ADHD in the Gym

ADHD in the Gym

This week we're going to be jumping - yeah, jumping because we're talking about exercise. I hope you're ready for some Jazzercise - but if that's not your groove I've got some other options for you as well. Somewhere in our heads, we all know that exercising more is something we "should" do, but it feels like the easiest thing in the world to put off. I mean just because when I look out my window and I can see it's raining doesn't mean I need to stay on my couch right now.

In today's episode, we're going to be learning some of the reasons exercise is great for our ADHD brain. How we can work on making it easier to fit exercise into our schedules so that we actually do it, some different ways we can get our blood flowing and our hearts beating. And finally a few things we can do to make sure that we are keeping up with our routines.

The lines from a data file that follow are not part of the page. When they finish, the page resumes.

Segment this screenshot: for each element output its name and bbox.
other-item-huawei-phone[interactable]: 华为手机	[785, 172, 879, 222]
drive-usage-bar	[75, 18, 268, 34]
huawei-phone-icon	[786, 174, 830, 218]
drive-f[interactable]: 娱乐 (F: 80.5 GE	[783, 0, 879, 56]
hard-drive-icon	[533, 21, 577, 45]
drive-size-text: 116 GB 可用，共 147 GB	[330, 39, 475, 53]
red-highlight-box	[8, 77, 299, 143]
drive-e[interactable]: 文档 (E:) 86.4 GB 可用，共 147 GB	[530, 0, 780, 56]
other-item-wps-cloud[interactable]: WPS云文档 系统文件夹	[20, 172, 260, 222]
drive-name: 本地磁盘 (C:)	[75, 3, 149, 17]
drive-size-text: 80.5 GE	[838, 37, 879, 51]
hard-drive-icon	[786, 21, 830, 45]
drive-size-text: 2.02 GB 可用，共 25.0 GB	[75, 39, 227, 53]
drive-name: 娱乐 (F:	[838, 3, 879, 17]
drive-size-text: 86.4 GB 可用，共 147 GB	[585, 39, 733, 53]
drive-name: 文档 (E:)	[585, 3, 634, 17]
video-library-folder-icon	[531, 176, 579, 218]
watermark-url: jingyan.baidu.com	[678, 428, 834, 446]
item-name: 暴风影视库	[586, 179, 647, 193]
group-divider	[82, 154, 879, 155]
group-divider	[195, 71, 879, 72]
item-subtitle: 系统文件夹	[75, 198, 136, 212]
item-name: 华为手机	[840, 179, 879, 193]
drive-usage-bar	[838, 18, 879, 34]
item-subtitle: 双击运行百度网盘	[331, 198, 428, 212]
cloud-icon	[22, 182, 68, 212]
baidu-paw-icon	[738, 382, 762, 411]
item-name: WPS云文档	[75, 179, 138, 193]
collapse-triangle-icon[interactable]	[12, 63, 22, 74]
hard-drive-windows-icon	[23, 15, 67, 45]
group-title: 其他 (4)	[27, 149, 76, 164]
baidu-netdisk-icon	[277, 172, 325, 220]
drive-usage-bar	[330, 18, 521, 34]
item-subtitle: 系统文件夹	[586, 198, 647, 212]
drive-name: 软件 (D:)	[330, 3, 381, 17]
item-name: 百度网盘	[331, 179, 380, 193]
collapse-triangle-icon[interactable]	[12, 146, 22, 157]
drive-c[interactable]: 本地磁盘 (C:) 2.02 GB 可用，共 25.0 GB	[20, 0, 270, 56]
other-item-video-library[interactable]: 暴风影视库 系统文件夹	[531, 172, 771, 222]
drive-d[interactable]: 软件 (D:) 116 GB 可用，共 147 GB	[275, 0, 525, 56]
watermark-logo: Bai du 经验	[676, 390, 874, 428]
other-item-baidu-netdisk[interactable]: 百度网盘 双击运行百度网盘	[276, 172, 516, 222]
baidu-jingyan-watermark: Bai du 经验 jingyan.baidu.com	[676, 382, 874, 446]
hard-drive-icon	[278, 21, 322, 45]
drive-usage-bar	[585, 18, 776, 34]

Find the full show notes at: HackingYourADHD.com/ADHDGym

Today's Top Tips

  1. Exercise is great for our ADHD brains by increasing our levels of the neurotransmitters dopamine and norepinephrine.
  2. You want to try to get in 20-30 minutes of exercise a day, but if you're just starting out make sure that you're easing into it to avoid burning out.
  3. Find a type of exercise that you find fun and switch it up sometimes. A great way to do this is through sports and classes.
  4. Build-in some accountability for your exercise routines to make sure that you keep them going.